Employment imbalance: The pandemic led to massive job losses in the economy, especially in the Micro, Small and Medium Enterprises (MSME). The data released by CMIE jobs points to worrying trends; The Q3 of the fiscal year 2020-21 is expected to terminate with 395 million people employed, which would be 2.5 per cent less than the 405 million employed in the December 2019 quarter.
Even after the restrictions were lifted, many people could not get back to their older jobs and went on to leave the labour force. Furthermore, the data by CMIE also hints at the fact that the month of August shows that the biggest losses in employment come in the segment of quality jobs, that is, salaried employment with women being more impacted than men.
Uncertainty in Recovery: The sectors or services which could not function without physical touch such as hotels, salons, restaurants and airlines are among the worst hit. These sectors were doing exceptionally well pre covid and are expected to struggle till the time we return back to our normal, which might not be so soon.
According to the estimates by the International Monetary Fund or IMF, the Indian economy is expected to face a contraction of 10.3 per cent in the current fiscal year followed by a growth percentage of 8.8 per cent in the year 2021-22. But even with these growth prospects, the GDP may take as much as two years to get back to pre-pandemic levels.
Inflationary concerns: Inflation has been scaring economists in India with the Reserve Bank of India highlighting the risks from continued high inflation in its December monthly bulletin.
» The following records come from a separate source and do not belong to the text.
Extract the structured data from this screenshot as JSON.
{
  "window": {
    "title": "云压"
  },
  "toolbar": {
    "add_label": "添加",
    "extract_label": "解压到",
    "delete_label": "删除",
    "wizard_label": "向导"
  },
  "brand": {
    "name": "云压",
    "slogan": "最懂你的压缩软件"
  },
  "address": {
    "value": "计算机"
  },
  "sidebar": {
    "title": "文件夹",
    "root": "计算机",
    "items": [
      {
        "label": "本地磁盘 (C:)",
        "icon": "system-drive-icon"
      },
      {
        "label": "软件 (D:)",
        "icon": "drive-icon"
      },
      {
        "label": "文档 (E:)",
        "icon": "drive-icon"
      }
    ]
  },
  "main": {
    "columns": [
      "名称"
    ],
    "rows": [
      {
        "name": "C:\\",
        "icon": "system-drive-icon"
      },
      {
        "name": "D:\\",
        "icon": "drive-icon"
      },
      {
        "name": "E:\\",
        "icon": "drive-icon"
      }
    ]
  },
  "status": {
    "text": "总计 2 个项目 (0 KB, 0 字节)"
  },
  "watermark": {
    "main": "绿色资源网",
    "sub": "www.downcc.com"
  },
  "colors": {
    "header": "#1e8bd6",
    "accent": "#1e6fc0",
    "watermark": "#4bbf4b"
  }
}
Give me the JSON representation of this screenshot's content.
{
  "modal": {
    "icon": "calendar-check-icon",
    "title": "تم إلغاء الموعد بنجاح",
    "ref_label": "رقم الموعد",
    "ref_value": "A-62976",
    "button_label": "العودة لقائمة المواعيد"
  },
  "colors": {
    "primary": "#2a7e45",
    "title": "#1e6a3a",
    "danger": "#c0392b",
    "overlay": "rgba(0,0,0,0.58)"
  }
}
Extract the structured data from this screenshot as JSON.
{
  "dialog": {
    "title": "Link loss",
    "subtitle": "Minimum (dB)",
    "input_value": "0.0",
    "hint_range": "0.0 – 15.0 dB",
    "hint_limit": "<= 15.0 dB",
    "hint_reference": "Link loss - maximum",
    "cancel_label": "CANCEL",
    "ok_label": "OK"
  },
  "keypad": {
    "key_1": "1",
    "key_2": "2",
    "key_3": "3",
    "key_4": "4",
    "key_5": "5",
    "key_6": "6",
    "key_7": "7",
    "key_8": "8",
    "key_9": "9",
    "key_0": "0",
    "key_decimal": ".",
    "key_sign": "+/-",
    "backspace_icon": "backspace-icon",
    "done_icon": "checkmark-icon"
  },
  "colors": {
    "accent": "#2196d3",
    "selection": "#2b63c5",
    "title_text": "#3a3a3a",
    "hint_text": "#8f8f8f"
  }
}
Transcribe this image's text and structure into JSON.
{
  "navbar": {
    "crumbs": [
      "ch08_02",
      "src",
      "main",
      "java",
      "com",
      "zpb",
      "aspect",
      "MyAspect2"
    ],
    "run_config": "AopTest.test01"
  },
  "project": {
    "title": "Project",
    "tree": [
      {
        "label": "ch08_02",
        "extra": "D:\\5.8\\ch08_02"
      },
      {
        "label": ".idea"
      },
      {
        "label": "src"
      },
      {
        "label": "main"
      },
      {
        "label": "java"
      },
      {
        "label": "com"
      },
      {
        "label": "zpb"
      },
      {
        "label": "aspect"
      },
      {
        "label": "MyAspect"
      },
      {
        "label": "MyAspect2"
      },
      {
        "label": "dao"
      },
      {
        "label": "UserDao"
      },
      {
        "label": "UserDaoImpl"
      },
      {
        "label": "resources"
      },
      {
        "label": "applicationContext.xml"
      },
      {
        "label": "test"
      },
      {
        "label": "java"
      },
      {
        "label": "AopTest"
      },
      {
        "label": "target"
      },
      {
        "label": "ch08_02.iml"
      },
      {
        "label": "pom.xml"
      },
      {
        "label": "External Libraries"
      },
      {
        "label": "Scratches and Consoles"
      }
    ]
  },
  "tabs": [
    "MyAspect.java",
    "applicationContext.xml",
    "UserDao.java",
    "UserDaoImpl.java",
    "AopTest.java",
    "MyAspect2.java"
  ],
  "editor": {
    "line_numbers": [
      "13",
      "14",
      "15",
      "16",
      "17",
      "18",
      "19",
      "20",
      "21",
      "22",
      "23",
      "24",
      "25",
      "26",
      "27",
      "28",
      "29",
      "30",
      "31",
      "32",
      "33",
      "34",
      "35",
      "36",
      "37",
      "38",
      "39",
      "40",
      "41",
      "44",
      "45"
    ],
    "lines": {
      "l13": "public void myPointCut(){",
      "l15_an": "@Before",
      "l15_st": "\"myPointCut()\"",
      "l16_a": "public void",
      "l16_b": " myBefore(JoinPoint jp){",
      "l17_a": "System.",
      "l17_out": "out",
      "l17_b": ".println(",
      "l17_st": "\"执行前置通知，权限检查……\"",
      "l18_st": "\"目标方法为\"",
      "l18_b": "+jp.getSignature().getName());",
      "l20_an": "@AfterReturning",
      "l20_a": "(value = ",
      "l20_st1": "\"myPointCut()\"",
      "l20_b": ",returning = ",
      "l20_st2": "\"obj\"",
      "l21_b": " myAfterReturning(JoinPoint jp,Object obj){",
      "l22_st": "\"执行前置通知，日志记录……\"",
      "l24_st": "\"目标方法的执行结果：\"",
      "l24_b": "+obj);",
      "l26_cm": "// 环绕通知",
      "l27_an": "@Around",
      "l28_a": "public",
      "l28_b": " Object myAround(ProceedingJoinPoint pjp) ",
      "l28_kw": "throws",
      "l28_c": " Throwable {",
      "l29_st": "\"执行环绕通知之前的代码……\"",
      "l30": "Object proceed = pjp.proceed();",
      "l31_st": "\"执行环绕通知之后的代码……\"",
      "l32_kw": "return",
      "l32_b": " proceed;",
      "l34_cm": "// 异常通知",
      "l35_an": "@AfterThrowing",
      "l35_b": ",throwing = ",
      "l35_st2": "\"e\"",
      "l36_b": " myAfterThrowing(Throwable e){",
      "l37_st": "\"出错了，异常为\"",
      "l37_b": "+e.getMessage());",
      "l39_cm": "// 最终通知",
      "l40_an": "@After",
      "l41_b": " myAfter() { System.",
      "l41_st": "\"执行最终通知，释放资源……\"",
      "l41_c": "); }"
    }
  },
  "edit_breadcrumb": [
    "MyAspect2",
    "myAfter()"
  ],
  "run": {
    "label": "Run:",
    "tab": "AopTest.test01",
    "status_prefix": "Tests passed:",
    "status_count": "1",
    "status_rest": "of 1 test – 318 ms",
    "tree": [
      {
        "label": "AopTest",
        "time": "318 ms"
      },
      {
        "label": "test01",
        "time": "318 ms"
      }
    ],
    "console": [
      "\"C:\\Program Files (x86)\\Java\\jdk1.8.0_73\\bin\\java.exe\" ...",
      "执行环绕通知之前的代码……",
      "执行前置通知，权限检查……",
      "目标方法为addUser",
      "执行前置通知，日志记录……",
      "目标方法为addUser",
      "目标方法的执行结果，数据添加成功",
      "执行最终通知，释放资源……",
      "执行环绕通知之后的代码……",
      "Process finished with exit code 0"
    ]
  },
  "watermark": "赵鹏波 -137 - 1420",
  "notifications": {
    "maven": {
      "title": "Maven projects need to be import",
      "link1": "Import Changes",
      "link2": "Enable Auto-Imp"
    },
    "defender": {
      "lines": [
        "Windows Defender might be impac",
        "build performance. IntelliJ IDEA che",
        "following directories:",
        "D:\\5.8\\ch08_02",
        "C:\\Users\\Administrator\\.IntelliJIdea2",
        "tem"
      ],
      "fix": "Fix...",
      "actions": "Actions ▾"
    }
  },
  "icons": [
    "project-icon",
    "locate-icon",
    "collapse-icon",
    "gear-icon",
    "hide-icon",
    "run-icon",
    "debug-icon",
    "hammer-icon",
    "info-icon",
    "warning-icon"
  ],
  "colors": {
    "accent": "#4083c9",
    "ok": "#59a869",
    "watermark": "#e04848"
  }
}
The report by RBI stated: “…Efforts need to be redoubled to excoriate the ‘worm in the apple’ (inflation) before it hurts the impulses of growth that are taking root”.
Furthermore, Nomura, a rating agency, also states that the retail inflation is not likely to fall enough for the RBI to drop-down rates in the year 2021 and the inflation may heat up again over the medium term. In such a scenario, the RBI would have to ultimately resort to further hiking of rates in 2022 as well.